The Specific Nature of EU Home Affairs Agencies: What Safeguards for Individuals on the Move?
Leonhard den Hertog, University of Cologne
(Joint paper with Joanna Parkin)
This paper analyses the development paths and ways of working of three EU Home Affairs agencies: Frontex, Europol and the European Asylum Support Office (EASO). Particular attention is also given to those tasks and forms of inter-agency cooperation raising sensitivities in the scope of migration controls, in particular those taking place at maritime external borders or ‘extraterritorially’ as well as to the processing and exchange of data.

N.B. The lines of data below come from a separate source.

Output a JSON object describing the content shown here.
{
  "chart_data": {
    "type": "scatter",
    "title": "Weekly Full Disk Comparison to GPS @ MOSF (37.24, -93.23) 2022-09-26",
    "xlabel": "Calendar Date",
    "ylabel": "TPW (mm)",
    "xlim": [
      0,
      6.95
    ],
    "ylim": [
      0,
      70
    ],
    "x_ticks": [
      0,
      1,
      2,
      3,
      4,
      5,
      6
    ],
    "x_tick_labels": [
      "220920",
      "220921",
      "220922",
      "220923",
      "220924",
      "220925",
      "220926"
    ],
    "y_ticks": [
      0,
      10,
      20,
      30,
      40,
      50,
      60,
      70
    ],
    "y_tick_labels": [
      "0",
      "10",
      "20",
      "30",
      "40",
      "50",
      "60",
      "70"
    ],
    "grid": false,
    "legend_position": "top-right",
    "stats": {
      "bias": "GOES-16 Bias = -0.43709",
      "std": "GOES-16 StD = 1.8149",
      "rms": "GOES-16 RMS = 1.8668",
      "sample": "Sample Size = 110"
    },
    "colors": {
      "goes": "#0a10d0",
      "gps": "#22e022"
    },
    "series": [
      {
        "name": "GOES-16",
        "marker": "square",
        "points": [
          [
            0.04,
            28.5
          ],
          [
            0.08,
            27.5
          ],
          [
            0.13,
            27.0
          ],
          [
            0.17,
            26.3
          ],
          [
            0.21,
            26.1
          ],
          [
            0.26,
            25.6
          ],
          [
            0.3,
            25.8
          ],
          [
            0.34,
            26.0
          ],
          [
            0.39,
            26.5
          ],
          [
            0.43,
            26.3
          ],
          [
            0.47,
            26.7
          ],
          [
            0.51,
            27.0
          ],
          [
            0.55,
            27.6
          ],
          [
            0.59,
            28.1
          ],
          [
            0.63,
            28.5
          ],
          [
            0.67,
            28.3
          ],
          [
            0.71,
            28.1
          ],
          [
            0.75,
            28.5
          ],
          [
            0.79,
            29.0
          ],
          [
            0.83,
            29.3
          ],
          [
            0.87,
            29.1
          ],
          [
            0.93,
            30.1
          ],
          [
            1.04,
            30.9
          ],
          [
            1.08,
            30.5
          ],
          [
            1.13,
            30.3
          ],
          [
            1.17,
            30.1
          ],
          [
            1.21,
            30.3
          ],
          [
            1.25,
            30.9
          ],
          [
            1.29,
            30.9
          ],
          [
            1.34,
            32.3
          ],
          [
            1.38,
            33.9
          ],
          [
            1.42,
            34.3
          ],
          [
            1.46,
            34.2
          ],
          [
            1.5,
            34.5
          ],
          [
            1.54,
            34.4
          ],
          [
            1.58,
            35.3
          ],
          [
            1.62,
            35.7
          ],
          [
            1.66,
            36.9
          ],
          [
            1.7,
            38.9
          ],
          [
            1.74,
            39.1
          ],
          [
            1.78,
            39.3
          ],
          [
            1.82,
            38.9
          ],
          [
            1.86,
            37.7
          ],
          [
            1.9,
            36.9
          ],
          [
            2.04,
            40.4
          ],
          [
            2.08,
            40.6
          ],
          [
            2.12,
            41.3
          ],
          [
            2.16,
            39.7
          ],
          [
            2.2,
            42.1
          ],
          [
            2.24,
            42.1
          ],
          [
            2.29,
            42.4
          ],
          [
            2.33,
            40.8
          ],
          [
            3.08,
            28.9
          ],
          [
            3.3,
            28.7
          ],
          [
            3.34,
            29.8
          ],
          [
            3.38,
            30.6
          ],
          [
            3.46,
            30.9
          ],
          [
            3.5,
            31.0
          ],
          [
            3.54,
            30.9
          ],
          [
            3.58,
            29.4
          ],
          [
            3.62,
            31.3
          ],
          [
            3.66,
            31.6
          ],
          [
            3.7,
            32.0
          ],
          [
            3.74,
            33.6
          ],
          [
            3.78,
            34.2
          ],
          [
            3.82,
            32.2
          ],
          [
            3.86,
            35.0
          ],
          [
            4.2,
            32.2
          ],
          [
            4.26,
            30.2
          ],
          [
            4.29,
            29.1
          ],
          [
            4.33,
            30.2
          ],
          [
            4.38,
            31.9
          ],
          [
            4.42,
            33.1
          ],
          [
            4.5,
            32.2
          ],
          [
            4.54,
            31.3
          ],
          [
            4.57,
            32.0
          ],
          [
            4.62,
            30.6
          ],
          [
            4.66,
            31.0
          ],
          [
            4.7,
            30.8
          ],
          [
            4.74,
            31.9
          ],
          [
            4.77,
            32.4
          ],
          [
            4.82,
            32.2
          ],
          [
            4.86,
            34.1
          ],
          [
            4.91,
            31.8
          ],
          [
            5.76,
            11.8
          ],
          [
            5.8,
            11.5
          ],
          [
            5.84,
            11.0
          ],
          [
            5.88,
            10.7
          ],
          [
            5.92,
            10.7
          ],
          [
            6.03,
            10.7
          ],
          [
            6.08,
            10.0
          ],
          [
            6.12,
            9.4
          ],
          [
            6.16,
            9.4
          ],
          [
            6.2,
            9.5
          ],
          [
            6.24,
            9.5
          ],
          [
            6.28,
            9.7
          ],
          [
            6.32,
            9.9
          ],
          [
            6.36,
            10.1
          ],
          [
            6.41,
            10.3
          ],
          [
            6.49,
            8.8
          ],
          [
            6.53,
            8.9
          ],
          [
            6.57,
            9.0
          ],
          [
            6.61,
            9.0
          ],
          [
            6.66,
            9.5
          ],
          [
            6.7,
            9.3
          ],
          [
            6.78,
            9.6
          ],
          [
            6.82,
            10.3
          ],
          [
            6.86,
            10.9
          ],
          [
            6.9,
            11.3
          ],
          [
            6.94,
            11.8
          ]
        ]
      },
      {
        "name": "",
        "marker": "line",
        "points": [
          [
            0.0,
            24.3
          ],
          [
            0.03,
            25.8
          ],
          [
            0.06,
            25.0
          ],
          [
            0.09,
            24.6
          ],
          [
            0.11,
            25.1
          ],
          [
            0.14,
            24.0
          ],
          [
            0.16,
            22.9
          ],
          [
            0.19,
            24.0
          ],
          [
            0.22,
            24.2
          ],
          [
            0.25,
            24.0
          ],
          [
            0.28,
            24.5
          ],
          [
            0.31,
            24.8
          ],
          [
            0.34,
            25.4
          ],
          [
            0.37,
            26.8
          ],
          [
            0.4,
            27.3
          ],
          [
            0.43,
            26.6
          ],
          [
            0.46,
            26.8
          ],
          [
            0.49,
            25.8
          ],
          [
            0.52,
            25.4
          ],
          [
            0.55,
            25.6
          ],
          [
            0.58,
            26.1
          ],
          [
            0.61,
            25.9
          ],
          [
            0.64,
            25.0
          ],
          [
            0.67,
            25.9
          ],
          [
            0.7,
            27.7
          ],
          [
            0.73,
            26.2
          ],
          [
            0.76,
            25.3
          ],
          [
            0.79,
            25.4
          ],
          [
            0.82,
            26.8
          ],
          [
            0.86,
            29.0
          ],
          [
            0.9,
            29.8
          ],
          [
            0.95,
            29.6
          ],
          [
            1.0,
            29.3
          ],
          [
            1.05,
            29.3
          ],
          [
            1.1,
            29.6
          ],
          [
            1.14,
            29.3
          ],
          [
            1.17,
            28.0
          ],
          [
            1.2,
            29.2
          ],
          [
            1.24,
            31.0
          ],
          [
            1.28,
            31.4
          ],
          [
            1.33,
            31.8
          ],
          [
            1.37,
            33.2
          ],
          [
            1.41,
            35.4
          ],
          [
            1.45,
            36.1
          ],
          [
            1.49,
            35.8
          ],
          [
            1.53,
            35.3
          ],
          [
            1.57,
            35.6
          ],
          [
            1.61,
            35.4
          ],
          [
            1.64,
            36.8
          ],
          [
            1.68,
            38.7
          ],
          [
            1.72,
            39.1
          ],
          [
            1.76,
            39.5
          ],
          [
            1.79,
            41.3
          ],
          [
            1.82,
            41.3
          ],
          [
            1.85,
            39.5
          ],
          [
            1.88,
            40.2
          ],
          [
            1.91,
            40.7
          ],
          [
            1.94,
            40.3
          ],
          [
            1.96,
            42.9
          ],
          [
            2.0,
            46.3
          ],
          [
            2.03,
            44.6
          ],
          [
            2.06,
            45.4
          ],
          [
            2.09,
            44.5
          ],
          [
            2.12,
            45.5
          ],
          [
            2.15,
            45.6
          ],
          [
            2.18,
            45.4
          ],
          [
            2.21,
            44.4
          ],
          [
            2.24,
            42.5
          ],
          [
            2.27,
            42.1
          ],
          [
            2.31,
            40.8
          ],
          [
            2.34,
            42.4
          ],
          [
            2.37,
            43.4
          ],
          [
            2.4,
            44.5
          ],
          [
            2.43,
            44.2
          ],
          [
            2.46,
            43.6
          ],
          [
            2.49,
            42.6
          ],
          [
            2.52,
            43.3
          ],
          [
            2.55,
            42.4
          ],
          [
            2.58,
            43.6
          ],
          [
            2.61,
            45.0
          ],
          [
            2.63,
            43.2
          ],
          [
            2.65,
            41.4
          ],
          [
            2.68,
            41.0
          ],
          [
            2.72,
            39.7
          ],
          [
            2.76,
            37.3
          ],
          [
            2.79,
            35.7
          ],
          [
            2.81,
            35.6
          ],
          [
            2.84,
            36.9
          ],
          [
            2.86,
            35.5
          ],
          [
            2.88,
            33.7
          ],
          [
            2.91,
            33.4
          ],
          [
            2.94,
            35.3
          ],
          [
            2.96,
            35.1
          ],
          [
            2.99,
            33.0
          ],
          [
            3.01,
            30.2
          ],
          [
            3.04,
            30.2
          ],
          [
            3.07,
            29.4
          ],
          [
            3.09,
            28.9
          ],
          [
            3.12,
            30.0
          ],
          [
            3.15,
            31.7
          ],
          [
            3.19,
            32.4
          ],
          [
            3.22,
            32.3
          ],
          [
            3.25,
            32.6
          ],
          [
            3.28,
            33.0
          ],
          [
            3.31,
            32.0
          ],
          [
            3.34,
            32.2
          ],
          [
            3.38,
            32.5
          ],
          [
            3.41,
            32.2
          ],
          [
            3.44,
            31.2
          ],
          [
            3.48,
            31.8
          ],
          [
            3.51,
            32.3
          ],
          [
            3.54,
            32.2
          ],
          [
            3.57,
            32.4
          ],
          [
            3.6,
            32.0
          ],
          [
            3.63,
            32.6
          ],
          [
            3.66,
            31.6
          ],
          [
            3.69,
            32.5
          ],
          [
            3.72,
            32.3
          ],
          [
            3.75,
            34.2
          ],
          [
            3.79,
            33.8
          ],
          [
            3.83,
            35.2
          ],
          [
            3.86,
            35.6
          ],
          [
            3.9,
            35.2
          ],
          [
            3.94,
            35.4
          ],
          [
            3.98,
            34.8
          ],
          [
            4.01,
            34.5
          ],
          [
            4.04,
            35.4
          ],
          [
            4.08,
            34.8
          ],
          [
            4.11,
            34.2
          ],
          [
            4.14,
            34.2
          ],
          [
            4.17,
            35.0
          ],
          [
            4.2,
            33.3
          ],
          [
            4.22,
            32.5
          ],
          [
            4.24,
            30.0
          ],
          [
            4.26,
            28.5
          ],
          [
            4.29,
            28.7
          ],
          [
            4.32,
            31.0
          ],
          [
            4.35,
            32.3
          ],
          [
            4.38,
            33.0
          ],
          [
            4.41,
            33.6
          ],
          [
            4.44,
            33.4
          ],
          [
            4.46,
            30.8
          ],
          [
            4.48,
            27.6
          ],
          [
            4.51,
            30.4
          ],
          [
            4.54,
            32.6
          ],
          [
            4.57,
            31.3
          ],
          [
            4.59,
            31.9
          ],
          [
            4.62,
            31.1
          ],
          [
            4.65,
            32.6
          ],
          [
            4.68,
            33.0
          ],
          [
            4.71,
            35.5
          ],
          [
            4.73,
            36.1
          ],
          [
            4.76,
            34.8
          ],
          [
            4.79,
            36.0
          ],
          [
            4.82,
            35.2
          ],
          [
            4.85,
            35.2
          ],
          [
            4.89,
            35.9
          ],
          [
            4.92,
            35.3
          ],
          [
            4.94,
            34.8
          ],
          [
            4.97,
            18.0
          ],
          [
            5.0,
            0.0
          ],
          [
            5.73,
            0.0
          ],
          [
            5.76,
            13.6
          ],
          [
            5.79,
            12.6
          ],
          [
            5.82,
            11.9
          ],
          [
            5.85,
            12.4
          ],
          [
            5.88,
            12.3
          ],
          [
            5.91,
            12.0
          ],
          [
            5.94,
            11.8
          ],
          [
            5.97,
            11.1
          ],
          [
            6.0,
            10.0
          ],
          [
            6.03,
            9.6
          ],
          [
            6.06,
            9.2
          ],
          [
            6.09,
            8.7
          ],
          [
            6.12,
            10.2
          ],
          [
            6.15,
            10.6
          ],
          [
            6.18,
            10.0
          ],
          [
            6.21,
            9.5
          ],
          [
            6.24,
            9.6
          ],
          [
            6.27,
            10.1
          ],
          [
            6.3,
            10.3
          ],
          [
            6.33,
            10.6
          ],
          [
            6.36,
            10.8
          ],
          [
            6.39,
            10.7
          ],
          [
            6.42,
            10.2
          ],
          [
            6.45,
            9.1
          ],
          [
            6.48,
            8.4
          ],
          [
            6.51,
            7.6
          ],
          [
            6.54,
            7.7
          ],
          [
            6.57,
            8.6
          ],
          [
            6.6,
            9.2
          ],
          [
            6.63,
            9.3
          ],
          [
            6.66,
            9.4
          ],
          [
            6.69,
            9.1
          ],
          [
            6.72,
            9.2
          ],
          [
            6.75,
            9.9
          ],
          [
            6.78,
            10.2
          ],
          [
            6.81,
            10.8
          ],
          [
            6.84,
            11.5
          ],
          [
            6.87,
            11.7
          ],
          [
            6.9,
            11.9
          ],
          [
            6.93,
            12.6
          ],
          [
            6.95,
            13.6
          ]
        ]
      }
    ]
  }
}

We demonstrate how some of the activities carried out by these agencies negatively affect foundational EU principles and rights, primarily those flowing from the EU Charter of Fundamental Rights which should now, after the entry into force of the Lisbon Treaty, be fully respected by EU Agencies. As we argue, their specific Home Affairs nature, such as their ‘experimental governance’ strategies, poses specific challenges to individuals on the move, most notably to their right to an effective remedy. Concerns over balancing accountability, autonomy and delegation have dominated the debate on EU agencies, both in political and legal scholarship. We argue that this academic paradigm may not be appropriate for the analysis of the Home Affairs Agencies as their ‘autonomy’ impacts on the basic rights of individuals; here accountability is an absolute requirement as it is about ensuring human rights. This paper thus identifies a number of commonly shared factors and shortcomings of the Home Affairs Agencies. These factors are central to understand the current barriers that individuals on the move might face when becoming claimants of fundamental rights and attempt to gain access to justice against illiberal practices by these actors. Three cross-cutting issues are discussed: the problematic nature and development of their de jure competences and their de facto activities, their Home Affairs focus and the impact of all this on accountability, especially in light of judicial review.